Like many, my brother Steven and I entered into the field of social science during the heyday of the postbehavioral revolution. At that time, it seemed that one was forced to choose sides between what I now consider to be a rather artificial and inaccurate set of divisions. Although an excellent social theorist, Steven took the path of a more scientific and empirical approach to political sociology. I took the opposite path. So deep were these divisions that for more than ten years, we exchanged very few words on either a personal or intellectual level. Though admittedly extreme, my experience with my brother is by no means peculiar or unique. Most departments in the social sciences are still reeling from the effects of this disquieting episode in our disciplinary history.

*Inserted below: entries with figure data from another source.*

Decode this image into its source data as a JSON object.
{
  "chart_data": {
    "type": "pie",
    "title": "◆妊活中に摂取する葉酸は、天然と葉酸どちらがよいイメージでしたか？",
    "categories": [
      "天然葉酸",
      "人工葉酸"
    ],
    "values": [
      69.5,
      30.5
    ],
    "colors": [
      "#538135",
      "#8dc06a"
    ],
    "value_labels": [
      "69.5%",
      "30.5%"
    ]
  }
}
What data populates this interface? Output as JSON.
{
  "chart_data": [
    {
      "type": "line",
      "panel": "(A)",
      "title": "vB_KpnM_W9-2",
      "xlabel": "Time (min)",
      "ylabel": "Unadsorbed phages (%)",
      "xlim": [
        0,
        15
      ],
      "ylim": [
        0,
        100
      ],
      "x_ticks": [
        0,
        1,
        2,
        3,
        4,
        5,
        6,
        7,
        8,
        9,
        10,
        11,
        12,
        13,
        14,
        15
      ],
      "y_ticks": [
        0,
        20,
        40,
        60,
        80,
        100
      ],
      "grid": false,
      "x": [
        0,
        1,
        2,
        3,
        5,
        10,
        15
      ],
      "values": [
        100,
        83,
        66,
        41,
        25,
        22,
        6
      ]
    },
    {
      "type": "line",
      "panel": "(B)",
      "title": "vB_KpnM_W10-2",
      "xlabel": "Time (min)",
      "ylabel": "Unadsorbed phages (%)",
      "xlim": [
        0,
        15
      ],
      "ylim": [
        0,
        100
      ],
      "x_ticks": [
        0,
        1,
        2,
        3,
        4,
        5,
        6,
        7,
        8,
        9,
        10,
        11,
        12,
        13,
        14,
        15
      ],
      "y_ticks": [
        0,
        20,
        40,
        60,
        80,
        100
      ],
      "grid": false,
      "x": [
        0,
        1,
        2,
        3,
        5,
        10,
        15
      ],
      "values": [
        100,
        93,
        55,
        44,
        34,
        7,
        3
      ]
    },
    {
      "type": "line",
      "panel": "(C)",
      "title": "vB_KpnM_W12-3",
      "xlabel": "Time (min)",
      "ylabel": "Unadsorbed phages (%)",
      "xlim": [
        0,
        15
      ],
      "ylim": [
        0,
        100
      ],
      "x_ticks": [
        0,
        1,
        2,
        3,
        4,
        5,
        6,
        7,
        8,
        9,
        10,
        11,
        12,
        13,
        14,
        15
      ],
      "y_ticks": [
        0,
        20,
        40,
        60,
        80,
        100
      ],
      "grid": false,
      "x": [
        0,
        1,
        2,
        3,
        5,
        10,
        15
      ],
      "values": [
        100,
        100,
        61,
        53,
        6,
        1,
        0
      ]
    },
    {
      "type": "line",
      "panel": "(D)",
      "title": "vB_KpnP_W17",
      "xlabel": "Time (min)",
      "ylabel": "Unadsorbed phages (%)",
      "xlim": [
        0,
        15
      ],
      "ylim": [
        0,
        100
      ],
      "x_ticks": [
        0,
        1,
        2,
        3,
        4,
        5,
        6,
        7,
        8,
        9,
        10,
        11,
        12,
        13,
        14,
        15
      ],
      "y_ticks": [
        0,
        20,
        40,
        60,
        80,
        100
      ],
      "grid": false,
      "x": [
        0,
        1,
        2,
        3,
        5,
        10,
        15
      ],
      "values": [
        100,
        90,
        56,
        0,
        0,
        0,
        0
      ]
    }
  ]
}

In early fall 1988, just after Gabriel Almond had published his piece entitled "Separate Tables" (discussed in the final part of this work), Steven and I sat down at the same table together. Our conversation and critical dialogue is evident in the pages that follow. For his penetrating analysis, critical reflections, and intellectual generosity, I wish to publicly thank my brother, Steven Gregory Brint.
Most important, for their continued laughter and love, I joyfully dedicate this work to my wife, Camille, and to our son, Case Tyler.
Michael Brim
Downing College
Cambridge University
Under what sociological and historical conditions can liberal-democratic regimes best be institutionally supproted? What psychological orientations are needed to stabilize such regimes? How important is it to understand a polity in terms of how its participants understand it? What role does culture play in the development and transformation of political structures? These are but a few of the questions inspired by the study of political culture.
With the sudden birth and transfiguration of nations in the postcold war era, a rebirth of interest in this study should not be surprising. Indeed, over the past few years, political science has been experiencing nothing less than a renaissance of political culture. In light of this renaissance, it might be helpful to recall the conceptual history and genealogy of the study of political culture. After all, if political culture is being reborn as a subject, then its birth and genesis seem both appropriate and relevant as topics for a genealogical investigation.